Index	Observation	Range
0	Altitude / 10	[0,1]
1–3	Velocity (vx, vy, vz) / 5	[-1,1]
4–6	Euler rotation / 180	[-1,1]
7–9	Angular velocity / 5	[-1,1]
10–12	Direction-to-target (local, normalized)	unit
13	Distance-to-target / 50	[0,1]

Identical structure across both phases → DroneCSI.onnx is a drop-in curriculum start for phase 4.

Phase 1: DroneCSI — PPO Setup


behaviors:
  DroneCSI:
    trainer_type: ppo
    hyperparameters:
      batch_size: 512        # mini-batch per PPO update
      buffer_size: 10240     # full rollout before update (20 × batch_size)
      learning_rate: 3.0e-4
      beta: 5.0e-3           # entropy bonus → exploration
      epsilon: 0.2           # PPO clipping
      learning_rate_schedule: linear
    network_settings:
      hidden_units: 256
      num_layers: 3          # deeper MLP → richer dynamics representation
      normalize: true
    max_steps: 1_000_000
    time_horizon: 256        # length of return bootstrap

Phase 1: Curriculum Progression

Two orthogonal difficulty axes, both reward-triggered:

Lesson	Parcours	Wind	Reward threshold
0	easy	calm	1.5 → next
1	medium	0.3	2.5 → next
2	hard	0.6	3.5 → next
3	complex	0.85	5.0 → next
4 ✓	full	full storm	terminal

→ All 5 levels cleared in 150k steps · ~3 h wall time on BigOne (RTX 4090).

Phase 1: Training Results

Cumulative reward

35.25

↑ +39.5 vs. random

Episode length

297

↑ from 158 (88% longer)

Curriculum level

4 / 4

✓ all reached

Phase 4: Reward Shaping

Spec: "The more fear in the wolves, the more reward.
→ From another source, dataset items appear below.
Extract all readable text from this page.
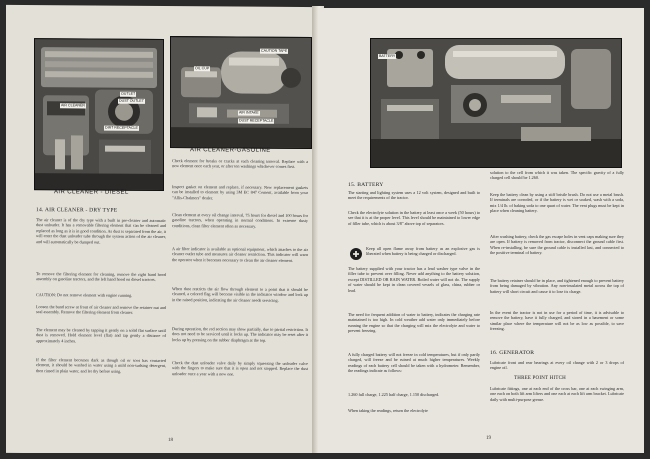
AIR CLEANER
OUTLET
DIRT RECEPTACLE
DUST OUTLET
AIR CLEANER - DIESEL
CAUTION TAPE
OIL CUP
AIR INTAKE
DUST RECEPTACLE
AIR CLEANER-GASOLINE
14. AIR CLEANER - DRY TYPE
The air cleaner is of the dry type with a built in pre-cleaner and automatic dust unloader. It has a removable filtering element that can be cleaned and replaced as long as it is in good condition. As dust is separated from the air, it will enter the dust unloader tube through the system action of the air cleaner, and will automatically be dumped out.
To remove the filtering element for cleaning, remove the right hand hood assembly on gasoline tractors, and the left hand hood on diesel tractors.
CAUTION: Do not remove element with engine running.
Loosen the band screw at front of air cleaner and remove the retainer nut and seal assembly. Remove the filtering element from cleaner.
The element may be cleaned by tapping it gently on a solid flat surface until dust is removed. Hold element level (flat) and tap gently a distance of approximately 4 inches.
If the filter element becomes dark as though oil or soot has contacted element, it should be washed in water using a mild non-sudsing detergent, then rinsed in plain water, and let dry before using.
Check element for breaks or cracks at each cleaning interval. Replace with a new element once each year, or after ten washings whichever comes first.
Inspect gasket on element and replace, if necessary. New replacement gaskets can be installed to element by using 3M EC 847 Cement, available from your "Allis-Chalmers" dealer.
Clean element at every oil change interval, 75 hours for diesel and 100 hours for gasoline tractors, when operating in normal conditions. In extreme dusty conditions, clean filter element often as necessary.
A air filter indicator is available as optional equipment, which attaches to the air cleaner outlet tube and measures air cleaner restriction. This indicator will warn the operator when it becomes necessary to clean the air cleaner element.
When dust restricts the air flow through element to a point that it should be cleaned, a colored flag will become visible in the indicator window and lock up in the raised position, indicating the air cleaner needs servicing.
During operation, the red section may show partially, due to partial restriction. It does not need to be serviced until it locks up. The indicator may be reset after it locks up by pressing on the rubber diaphragm at the top.
Check the dust unloader valve daily by simply squeezing the unloader valve with the fingers to make sure that it is open and not stopped. Replace the dust unloader once a year with a new one.
18
BATTERY
15. BATTERY
The starting and lighting system uses a 12 volt system, designed and built to meet the requirements of the tractor.
Check the electrolyte solution in the battery at least once a week (50 hours) to see that it is at the proper level. This level should be maintained to lower edge of filler tube, which is about 3/8" above top of separators.
Keep all open flame away from battery as an explosive gas is liberated when battery is being charged or discharged.
The battery supplied with your tractor has a lead washer type valve in the filler tube to prevent over filling. Never add anything to the battery solution, except DISTILLED OR RAIN WATER. Boiled water will not do. The supply of water should be kept in clean covered vessels of glass, china, rubber or lead.
The need for frequent addition of water to battery, indicates the charging rate maintained is too high. In cold weather add water only immediately before running the engine so that the charging will mix the electrolyte and water to prevent freezing.
A fully charged battery will not freeze in cold temperatures, but if only partly charged, will freeze and be ruined at much higher temperatures. Weekly readings of each battery cell should be taken with a hydrometer. Remember, the readings indicate as follows:
1.260 full charge, 1.225 half charge, 1.150 discharged.
When taking the readings, return the electrolyte
solution to the cell from which it was taken. The specific gravity of a fully charged cell should be 1.260.
Keep the battery clean by using a stiff bristle brush. Do not use a metal brush. If terminals are corroded, or if the battery is wet or soaked, wash with a soda, mix 1/4 lb. of baking soda to one quart of water. The vent plugs must be kept in place when cleaning battery.
After washing battery, check the gas escape holes in vent caps making sure they are open. If battery is removed from tractor, disconnect the ground cable first. When re-installing, be sure the ground cable is installed last, and connected to the positive terminal of battery.
The battery retainer should be in place, and tightened enough to prevent battery from being damaged by vibration. Any non-insulated metal across the top of battery will short circuit and cause it to lose its charge.
In the event the tractor is not in use for a period of time, it is advisable to remove the battery, have it fully charged, and stored in a basement or some similar place where the temperature will not be as low as possible, to save freezing.
16. GENERATOR
Lubricate front and rear bearings at every oil change with 2 or 3 drops of engine oil.
THREE POINT HITCH
Lubricate fittings, one at each end of the cross bar, one at each swinging arm, one each on both lift arm lifters and one each at each lift arm bracket. Lubricate daily with multi-purpose grease.
19
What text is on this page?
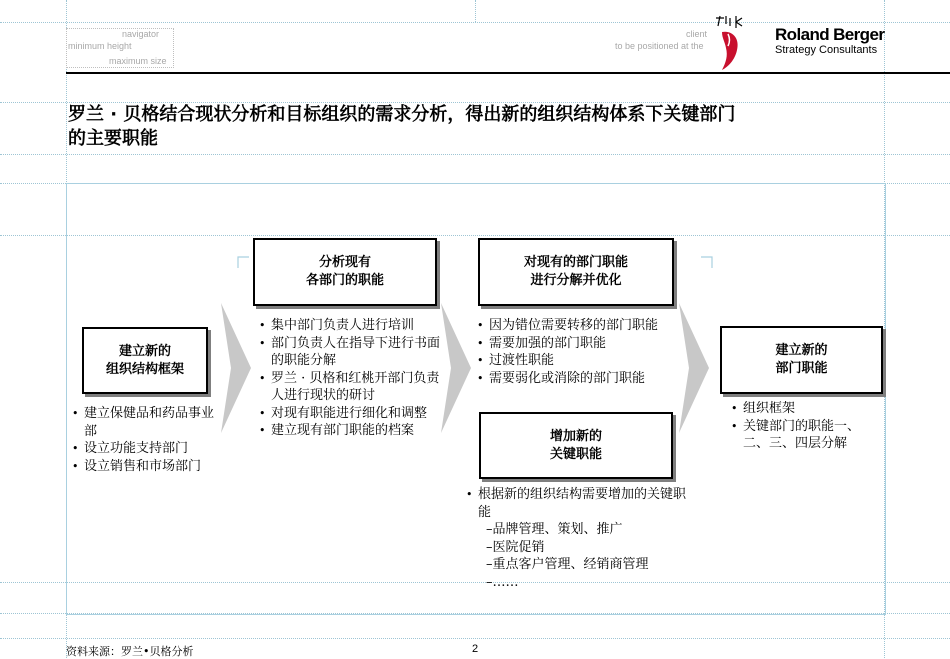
navigator
minimum height
maximum size
client
to be positioned at the
Roland Berger
Strategy Consultants
罗兰 · 贝格结合现状分析和目标组织的需求分析，得出新的组织结构体系下关键部门
的主要职能
建立新的
组织结构框架
• 建立保健品和药品事业部
• 设立功能支持部门
• 设立销售和市场部门
分析现有
各部门的职能
• 集中部门负责人进行培训
• 部门负责人在指导下进行书面的职能分解
• 罗兰 · 贝格和红桃开部门负责人进行现状的研讨
• 对现有职能进行细化和调整
• 建立现有部门职能的档案
对现有的部门职能
进行分解并优化
• 因为错位需要转移的部门职能
• 需要加强的部门职能
• 过渡性职能
• 需要弱化或消除的部门职能
增加新的
关键职能
• 根据新的组织结构需要增加的关键职能
–品牌管理、策划、推广
–医院促销
–重点客户管理、经销商管理
–……
建立新的
部门职能
• 组织框架
• 关键部门的职能一、二、三、四层分解
资料来源：罗兰•贝格分析	2
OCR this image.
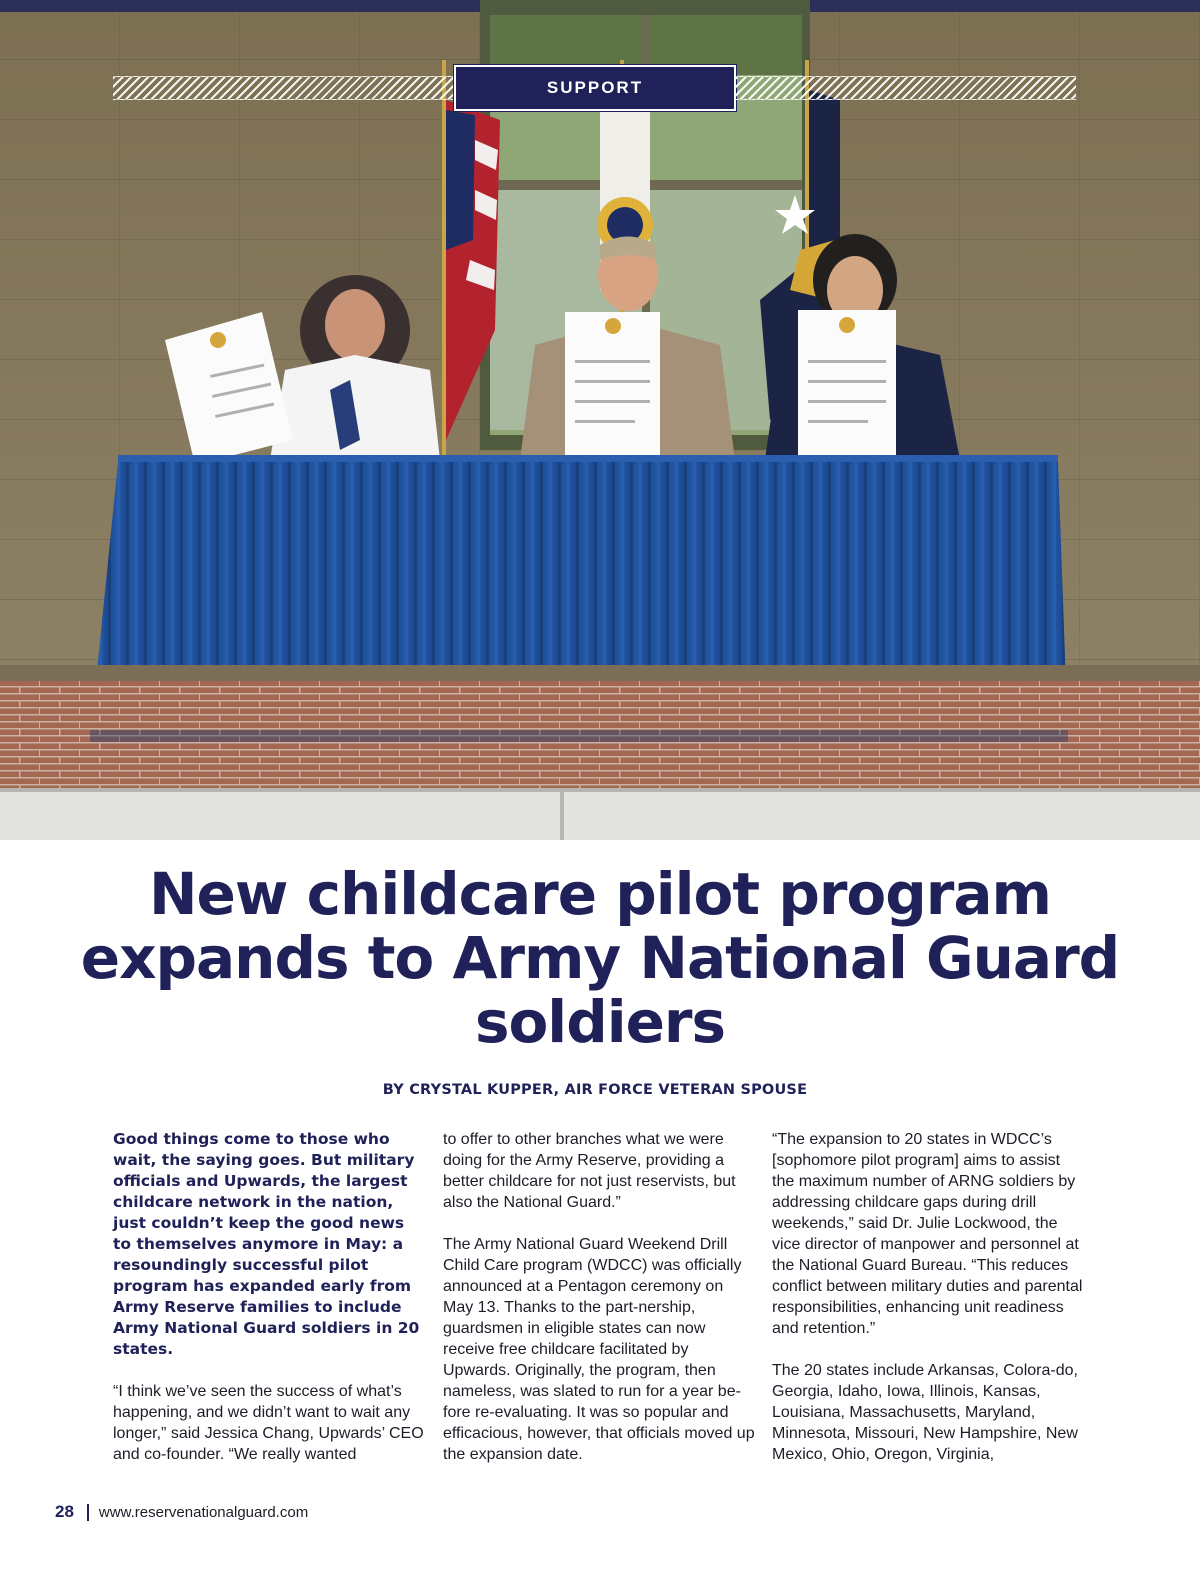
SUPPORT
New childcare pilot program expands to Army National Guard soldiers
BY CRYSTAL KUPPER, AIR FORCE VETERAN SPOUSE

Good things come to those who wait, the saying goes. But military officials and Upwards, the largest childcare network in the nation, just couldn’t keep the good news to themselves anymore in May: a resoundingly successful pilot program has expanded early from Army Reserve families to include Army National Guard soldiers in 20 states.

“I think we’ve seen the success of what’s happening, and we didn’t want to wait any longer,” said Jessica Chang, Upwards’ CEO and co-founder. “We really wanted

to offer to other branches what we were doing for the Army Reserve, providing a better childcare for not just reservists, but also the National Guard.”

The Army National Guard Weekend Drill Child Care program (WDCC) was officially announced at a Pentagon ceremony on May 13. Thanks to the part-nership, guardsmen in eligible states can now receive free childcare facilitated by Upwards. Originally, the program, then nameless, was slated to run for a year be-fore re-evaluating. It was so popular and efficacious, however, that officials moved up the expansion date.

“The expansion to 20 states in WDCC’s [sophomore pilot program] aims to assist the maximum number of ARNG soldiers by addressing childcare gaps during drill weekends,” said Dr. Julie Lockwood, the vice director of manpower and personnel at the National Guard Bureau. “This reduces conflict between military duties and parental responsibilities, enhancing unit readiness and retention.”

The 20 states include Arkansas, Colora-do, Georgia, Idaho, Iowa, Illinois, Kansas, Louisiana, Massachusetts, Maryland, Minnesota, Missouri, New Hampshire, New Mexico, Ohio, Oregon, Virginia,

28 www.reservenationalguard.com
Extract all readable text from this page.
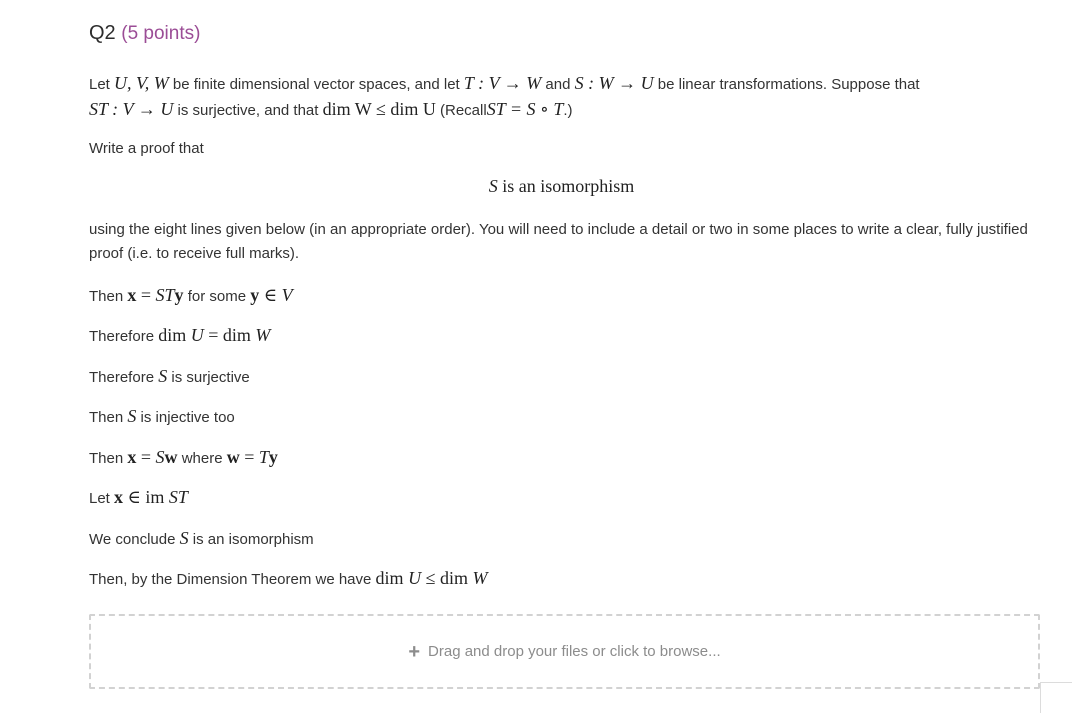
Q2 (5 points)
Let U, V, W be finite dimensional vector spaces, and let T : V → W and S : W → U be linear transformations. Suppose that
ST : V → U is surjective, and that dim W ≤ dim U (RecallST = S ∘ T.)
Write a proof that
S is an isomorphism
using the eight lines given below (in an appropriate order). You will need to include a detail or two in some places to write a clear, fully justified proof (i.e. to receive full marks).
Then x = STy for some y ∈ V
Therefore dim U = dim W
Therefore S is surjective
Then S is injective too
Then x = Sw where w = Ty
Let x ∈ im ST
We conclude S is an isomorphism
Then, by the Dimension Theorem we have dim U ≤ dim W
+ Drag and drop your files or click to browse...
Each surviving sheep is a multiplier. 5-minute episode. Penalty for sheep killed."

Signal	Value	Trigger
Δ wolf fear (per step)	+4 × dFear	Wolf accumulates fear inside the scarer cone
Wolf panic event	+3.0	Once per panic trigger
Sheep alive	+0.0003 × N_sheep	Every FixedUpdate
Sheep killed	−3.0	Immediately on catch
Drone crash (emergency)	−1.0	EndEpisode
Drone destroyed (3 HP lost)	−1.0 + EndRound	3× wolf collision (1 s i-frames)
Episode end: sheep saved	+5 × N_survived	EndRound()
Perfect defense	× 1.5 multiplier	All sheep survived
Fast-win bonus	+0.05 / remaining second	Only on perfect defense

Reward-Hacking Prevention

Risk: the agent could learn to maximise "keep wolves afraid" via overly aggressive play — sacrificing sheep as collateral.

Mitigation:

survivalRatio = sheepSaved / initialSheepCount
Episode-end bonus is scaled by Lerp(0.2, 1.0, survivalRatio)
→ losing every sheep: 80% penalty on the end-bonus even if fear was high
→ saving all sheep: full reward + 1.5× multiplier


// Survival-ratio shaping: pushes agent away from
// "trade sheep for fear-spam" exploits.
AddReward(endBonus * Mathf.Lerp(0.2f, 1f, survivalRatio));
EndEpisode();

Phase 4: GAIL Imitation Learning

Pure reward shaping leaves exploration too slow → we inject human demonstrations.


reward_signals:
  extrinsic:
    gamma: 0.99
    strength: 1.0
  gail:
    strength: 0.5             # weighted against extrinsic
    gamma: 0.99
    demo_path: Assets/Demonstrations/DroneSessions/
    use_actions: true         # GAIL discriminates on (state, action)
    use_vail: false

Demo recording: via DemonstrationRecorder, 4 Hz position logging
Replay pipeline: existing multiplayer sessions → GAIL demos via the app.linn.games shepherd.sessions API
Bootstrap: DroneCSI.onnx as initial policy (transfer)

Gameplay Layer 2026-05-18

Reward signals need a working game loop. Today's iteration:

Feature	Impl.	Why
Downward light-cone scarer	SpotLight 90° + SphereCollider trigger	Visual clarity + reliable fear transmission
Wolf fear for AI bots	`WolfFear.AddFear()` guard removed	Demo ran silent before — bots now react to the scarer
Drone HP system	3 HP · 1 s i-frames · round-end signal	Before: drone went silent on death, round kept ticking
Wolf hunting drive	Speed 7 + 1.5× sprint < 10 m · target lock + stuck timer	Pre-fix: wolf zig-zagged, never caught a sheep
End-screen outcomes	"Drone destroyed – wolf wins" vs. "All sheep saved"	Clear demo UX instead of a silent timeout

Deploy Topology: Standalone (Pivot)

⚠ WebGL dropped: Unity 6 + URP = 72 GB shader variants, 3× build failures. New model: standalone clients.

BigOne · Training & Build

RTX 4090 + 64 GB RAM
Unity 6 + ML-Agents training
Linux standalone build (IL2CPP)
Windows + macOS via local Mono cross-compile

⇄

u-server · Production

app.linn.games (Laravel 12 + Filament)
OAuth2 PKCE via Passport 13 (NEW)
Reverb WebSocket for multiplayer sessions
Event recording (4 Hz position tracks)
ZIP download via /api/shepherd/builds

No Docker Swarm needed · no GPU on u-server · training on BigOne; PPO 1M steps also fits on an 8 GB VGPU.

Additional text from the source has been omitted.